The Great Permit Frenzy of September 2014: Sizing Up Manhattan’s Gains

Manhattan WestManhattan West, image from Brookfield

The Great Permit Frenzy of September 2014 is now over, but its impact is unlikely to be felt for months – or even years – as administrative permit filings often predate actual construction by a wide margin. YIMBY has collected all Manhattan filings from the last 30 days for buildings of 10 stories or more, and while growth will not be immediate, it’s clear that the boom will transform the city’s skyline.

The frenzy resulted in 33 applications for new buildings of 10 stories or more over the past month. Within that subset, 11 towers will rise 300 feet or taller, eight will rise over 400 feet, and the tallest four buildings top out at over 700 feet above ground level. (spreadsheet at link)

Among the 33 projects, four will be hotels, yielding a total of over 700 new rooms. The tallest on the list is also the sole office building, at 401 Ninth Avenue, which will become one of Brookfield’s Manhattan West towers.

The aggregate unit count between the remaining residential structures — 28 in all — is 2,000 new apartments, which is an impressive number for a city that is generally lacking in new construction (especially when compared to global rivals, where New York ranks alongside Paris). Turning the city into a museum is one way to both “preserve character” of existing structures and raise prices to astronomical levels.

A reflection of this pressure — ultimately a symptom of unmet demand — is how small the unit counts for 30-plus-floor buildings have become. Both the 35-story 131 West 23rd Street and the 37-story 118 East 59th Street will clock in at under one unit per level, reflecting multi-story apartments that will command extraordinary prices. The developments will have 21 and 29 residences, respectively, and illustrate how allowed density does not account for the reality that, on a per capita basis, New Yorkers are taking up more space. This is a trend that started when the first subways and elevated trains allowed New Yorkers to escape the slums of the Lower West Side for the leafier environs of Upper Manhattan and the outer boroughs, and continues to this day.

Besides Brookfield’s first office tower, permits also went up for 101 Murray Street and 15 East 30th Street. 101 Murray could become downtown’s tallest residential building, likely clocking in with an actual roof around 950 feet above street level, while 15 East 30th Street will become the tallest structure between the Empire State Building and Lower Manhattan, standing 825 feet tall.

101 Tribeca

101 Murray, image by KPF

Collectively, the number of filings for towers over the past thirty days rivals the entire skylines of many mid-sized American cities – and even large European ones – and signals just how extreme the development pressure in Manhattan has become. In the last month alone, the number of buildings over 500 feet that New York has seen permit filings for actually surpasses the total number of such structures in Cleveland, New Orleans, Austin and Baltimore.

470 Eleventh Avenue

Hudson Rise Hotel, image by Archilier Architects, another 700′ building that saw filings this month

Imminent changes to the building code are also to blame for the Great Permit Frenzy of September 2014, as developers have been forced to submit applications under the current code to avoid having to re-do architectural plans.

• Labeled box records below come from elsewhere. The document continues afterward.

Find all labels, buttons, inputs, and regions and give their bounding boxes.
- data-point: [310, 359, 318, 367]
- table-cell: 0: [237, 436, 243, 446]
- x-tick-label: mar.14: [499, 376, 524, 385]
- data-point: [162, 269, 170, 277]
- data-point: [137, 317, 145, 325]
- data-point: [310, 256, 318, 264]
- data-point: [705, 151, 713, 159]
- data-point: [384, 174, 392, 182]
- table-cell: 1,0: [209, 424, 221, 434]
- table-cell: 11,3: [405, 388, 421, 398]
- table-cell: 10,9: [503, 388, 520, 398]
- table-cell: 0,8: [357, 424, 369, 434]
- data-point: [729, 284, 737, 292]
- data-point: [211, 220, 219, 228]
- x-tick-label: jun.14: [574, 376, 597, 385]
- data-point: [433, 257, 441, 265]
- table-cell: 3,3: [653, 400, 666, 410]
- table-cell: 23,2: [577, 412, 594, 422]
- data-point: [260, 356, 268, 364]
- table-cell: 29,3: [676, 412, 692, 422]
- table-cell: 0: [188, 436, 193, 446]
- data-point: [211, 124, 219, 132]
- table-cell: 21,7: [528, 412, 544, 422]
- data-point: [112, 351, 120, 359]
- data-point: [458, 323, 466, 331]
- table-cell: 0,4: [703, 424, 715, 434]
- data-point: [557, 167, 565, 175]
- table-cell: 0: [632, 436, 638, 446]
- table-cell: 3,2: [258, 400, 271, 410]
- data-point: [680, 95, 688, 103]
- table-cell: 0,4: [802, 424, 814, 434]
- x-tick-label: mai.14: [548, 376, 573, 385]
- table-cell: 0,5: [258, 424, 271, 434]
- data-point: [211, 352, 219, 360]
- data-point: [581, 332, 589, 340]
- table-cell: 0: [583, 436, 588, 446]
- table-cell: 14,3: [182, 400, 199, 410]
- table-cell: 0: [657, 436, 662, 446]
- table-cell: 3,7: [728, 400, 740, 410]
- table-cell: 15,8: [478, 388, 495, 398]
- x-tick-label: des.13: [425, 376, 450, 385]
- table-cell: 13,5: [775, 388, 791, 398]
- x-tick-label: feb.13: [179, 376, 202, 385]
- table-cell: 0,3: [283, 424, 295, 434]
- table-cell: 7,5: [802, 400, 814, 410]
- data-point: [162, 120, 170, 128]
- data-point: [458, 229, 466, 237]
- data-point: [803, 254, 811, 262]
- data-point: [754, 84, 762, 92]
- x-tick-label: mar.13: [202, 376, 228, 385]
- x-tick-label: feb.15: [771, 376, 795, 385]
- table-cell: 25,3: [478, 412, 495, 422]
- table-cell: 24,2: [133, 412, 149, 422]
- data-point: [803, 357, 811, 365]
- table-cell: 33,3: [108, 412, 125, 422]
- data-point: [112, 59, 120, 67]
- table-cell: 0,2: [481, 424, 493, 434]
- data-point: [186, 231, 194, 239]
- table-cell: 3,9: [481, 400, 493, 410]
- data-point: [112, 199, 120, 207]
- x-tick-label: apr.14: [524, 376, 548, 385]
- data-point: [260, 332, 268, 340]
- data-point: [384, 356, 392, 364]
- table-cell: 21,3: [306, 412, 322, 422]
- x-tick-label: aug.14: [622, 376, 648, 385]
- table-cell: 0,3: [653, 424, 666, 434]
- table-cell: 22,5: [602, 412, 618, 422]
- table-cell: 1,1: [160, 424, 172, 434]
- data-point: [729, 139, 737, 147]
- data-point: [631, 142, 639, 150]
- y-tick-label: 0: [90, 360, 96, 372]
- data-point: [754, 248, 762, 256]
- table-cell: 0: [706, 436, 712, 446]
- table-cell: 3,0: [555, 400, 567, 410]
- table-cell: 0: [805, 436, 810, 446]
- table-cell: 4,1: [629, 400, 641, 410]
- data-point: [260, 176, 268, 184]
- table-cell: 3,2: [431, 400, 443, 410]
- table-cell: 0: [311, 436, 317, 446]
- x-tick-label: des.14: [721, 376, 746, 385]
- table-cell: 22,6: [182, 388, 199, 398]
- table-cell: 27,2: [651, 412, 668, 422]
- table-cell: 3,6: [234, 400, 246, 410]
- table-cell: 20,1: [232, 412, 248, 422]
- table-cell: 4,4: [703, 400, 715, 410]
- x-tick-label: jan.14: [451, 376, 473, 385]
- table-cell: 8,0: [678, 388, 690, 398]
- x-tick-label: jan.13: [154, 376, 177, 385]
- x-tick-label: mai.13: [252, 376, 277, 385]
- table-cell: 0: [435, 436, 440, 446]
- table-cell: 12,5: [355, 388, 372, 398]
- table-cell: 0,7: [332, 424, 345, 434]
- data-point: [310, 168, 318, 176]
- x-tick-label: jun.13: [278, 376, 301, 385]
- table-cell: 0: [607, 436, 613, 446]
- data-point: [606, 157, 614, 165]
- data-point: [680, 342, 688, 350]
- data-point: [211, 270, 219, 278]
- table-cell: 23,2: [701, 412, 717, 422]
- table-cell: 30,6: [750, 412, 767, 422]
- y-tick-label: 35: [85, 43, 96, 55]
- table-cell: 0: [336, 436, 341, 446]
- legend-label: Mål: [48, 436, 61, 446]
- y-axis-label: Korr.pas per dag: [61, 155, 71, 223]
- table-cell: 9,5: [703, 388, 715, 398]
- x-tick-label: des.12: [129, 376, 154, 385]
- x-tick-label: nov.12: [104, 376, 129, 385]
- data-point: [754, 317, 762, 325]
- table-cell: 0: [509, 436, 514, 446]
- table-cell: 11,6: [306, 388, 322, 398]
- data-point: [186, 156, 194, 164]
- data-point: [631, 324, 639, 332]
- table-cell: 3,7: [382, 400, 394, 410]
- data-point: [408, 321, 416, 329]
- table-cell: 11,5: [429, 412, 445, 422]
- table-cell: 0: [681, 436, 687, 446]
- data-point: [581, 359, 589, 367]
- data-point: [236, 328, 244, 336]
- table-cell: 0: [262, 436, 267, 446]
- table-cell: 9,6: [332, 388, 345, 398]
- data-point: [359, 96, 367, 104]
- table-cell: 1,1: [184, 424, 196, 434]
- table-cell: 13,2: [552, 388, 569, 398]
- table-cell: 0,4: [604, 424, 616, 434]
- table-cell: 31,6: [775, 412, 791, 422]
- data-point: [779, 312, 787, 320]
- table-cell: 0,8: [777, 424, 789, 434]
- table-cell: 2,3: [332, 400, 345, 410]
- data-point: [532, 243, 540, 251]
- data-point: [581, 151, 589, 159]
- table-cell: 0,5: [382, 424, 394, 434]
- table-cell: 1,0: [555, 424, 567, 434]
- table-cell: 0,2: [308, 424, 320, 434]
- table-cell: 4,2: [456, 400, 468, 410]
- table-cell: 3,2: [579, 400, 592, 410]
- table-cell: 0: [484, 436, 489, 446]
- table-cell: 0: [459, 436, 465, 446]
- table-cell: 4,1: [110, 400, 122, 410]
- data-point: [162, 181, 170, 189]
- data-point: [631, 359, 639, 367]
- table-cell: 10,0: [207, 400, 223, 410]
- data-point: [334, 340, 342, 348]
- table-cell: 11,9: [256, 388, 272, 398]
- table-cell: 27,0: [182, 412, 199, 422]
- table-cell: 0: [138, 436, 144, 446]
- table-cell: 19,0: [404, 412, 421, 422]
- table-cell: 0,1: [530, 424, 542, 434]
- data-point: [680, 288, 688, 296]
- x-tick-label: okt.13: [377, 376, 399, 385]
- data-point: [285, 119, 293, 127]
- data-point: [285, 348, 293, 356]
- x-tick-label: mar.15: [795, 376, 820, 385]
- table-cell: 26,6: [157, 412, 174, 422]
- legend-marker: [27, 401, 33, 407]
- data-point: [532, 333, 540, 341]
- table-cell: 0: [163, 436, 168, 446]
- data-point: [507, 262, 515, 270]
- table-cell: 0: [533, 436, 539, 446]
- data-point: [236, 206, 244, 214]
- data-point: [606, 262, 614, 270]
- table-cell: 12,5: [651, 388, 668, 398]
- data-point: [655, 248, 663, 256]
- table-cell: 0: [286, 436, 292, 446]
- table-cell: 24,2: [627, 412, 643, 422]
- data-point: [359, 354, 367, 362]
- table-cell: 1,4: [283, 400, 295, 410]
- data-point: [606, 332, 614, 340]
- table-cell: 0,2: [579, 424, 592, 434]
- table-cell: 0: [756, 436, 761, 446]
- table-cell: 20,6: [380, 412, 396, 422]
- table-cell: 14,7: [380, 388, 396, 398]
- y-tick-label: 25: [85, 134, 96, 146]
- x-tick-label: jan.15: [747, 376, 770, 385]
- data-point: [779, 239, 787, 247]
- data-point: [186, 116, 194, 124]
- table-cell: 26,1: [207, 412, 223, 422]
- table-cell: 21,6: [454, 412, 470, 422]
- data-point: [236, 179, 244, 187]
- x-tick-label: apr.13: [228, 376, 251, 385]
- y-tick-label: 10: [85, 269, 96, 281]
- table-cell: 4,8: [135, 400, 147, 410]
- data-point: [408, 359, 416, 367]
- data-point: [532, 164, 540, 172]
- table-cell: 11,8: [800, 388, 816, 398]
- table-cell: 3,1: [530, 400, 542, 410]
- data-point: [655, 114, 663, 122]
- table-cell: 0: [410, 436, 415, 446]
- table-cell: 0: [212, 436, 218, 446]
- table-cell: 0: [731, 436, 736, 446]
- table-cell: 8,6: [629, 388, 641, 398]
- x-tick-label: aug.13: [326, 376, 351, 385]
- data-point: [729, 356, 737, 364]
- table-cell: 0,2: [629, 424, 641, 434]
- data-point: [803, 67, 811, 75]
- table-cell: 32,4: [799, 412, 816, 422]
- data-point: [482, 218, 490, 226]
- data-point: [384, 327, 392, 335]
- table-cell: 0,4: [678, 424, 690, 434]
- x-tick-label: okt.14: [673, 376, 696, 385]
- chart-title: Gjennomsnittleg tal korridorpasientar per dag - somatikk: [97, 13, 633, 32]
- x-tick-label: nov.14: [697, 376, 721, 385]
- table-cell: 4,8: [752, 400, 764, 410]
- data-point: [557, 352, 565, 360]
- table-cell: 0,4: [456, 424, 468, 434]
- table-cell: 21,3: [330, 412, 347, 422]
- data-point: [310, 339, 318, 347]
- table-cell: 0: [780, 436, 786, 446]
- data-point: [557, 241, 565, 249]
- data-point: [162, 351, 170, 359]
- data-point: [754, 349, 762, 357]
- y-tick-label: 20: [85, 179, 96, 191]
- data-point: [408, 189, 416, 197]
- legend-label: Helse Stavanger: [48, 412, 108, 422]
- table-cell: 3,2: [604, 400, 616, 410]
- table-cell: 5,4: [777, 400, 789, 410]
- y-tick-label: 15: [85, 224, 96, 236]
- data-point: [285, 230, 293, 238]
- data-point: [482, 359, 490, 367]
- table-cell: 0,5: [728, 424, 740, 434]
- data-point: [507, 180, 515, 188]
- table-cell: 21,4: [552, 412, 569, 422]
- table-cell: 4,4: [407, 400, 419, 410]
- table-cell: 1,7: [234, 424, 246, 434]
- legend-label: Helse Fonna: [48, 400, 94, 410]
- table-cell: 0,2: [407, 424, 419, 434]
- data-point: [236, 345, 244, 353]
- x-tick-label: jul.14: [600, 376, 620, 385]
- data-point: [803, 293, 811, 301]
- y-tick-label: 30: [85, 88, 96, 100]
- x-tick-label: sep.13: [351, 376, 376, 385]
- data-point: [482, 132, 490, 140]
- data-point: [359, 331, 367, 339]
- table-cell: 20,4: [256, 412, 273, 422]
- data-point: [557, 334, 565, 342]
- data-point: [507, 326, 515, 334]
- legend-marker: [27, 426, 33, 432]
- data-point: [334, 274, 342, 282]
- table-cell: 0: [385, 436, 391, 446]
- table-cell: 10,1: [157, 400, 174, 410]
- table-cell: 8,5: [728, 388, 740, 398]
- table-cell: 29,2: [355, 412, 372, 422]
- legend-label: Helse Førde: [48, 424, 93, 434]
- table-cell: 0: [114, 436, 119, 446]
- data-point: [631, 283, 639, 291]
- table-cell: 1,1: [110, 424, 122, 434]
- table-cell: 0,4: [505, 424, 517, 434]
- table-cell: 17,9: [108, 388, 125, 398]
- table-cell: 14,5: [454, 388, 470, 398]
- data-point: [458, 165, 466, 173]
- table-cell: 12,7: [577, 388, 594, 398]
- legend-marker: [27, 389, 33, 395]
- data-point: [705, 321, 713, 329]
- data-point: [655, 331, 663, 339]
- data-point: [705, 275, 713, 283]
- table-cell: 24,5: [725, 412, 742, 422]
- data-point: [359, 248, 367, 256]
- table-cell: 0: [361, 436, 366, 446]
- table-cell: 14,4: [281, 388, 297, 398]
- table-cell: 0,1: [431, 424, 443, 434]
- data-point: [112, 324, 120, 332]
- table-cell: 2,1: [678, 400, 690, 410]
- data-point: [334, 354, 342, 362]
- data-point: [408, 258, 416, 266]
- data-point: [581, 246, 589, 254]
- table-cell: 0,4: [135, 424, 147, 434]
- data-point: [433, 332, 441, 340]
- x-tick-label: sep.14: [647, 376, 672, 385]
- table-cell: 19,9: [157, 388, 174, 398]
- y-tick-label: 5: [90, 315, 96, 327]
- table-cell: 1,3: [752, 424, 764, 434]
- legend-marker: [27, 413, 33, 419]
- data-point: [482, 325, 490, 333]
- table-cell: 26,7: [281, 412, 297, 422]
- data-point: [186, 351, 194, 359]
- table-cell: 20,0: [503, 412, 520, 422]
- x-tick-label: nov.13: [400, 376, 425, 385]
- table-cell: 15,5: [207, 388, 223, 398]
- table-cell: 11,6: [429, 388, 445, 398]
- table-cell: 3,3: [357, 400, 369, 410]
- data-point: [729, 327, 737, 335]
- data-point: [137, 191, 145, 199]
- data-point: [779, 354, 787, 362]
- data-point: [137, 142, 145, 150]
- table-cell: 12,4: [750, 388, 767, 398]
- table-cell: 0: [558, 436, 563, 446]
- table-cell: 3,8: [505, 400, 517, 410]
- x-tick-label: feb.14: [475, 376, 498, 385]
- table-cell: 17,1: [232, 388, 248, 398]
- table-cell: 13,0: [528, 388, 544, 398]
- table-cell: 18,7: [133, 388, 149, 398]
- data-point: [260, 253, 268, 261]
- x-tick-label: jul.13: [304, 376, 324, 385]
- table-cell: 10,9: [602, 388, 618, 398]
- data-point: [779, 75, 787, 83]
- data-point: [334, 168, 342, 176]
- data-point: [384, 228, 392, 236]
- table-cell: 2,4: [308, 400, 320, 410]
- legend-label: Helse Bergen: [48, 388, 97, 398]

The next few months will be marked by a flurry of post-approval amendments, filed to correct mistakes and fill the gaps in plans submitted this month.

The building code is complex and the changes coming in 2014 have not yet been fully digested by most in the city’s construction industry, so architects have naturally preferred to submit their plans under the old 2008 code, avoiding the uncertainty that comes with a new regime. And thus, while the end-results of the Frenzy are ultimately the result of pent-up demand, the sudden surge in filings is also a function of imminent changes to administrative red tape.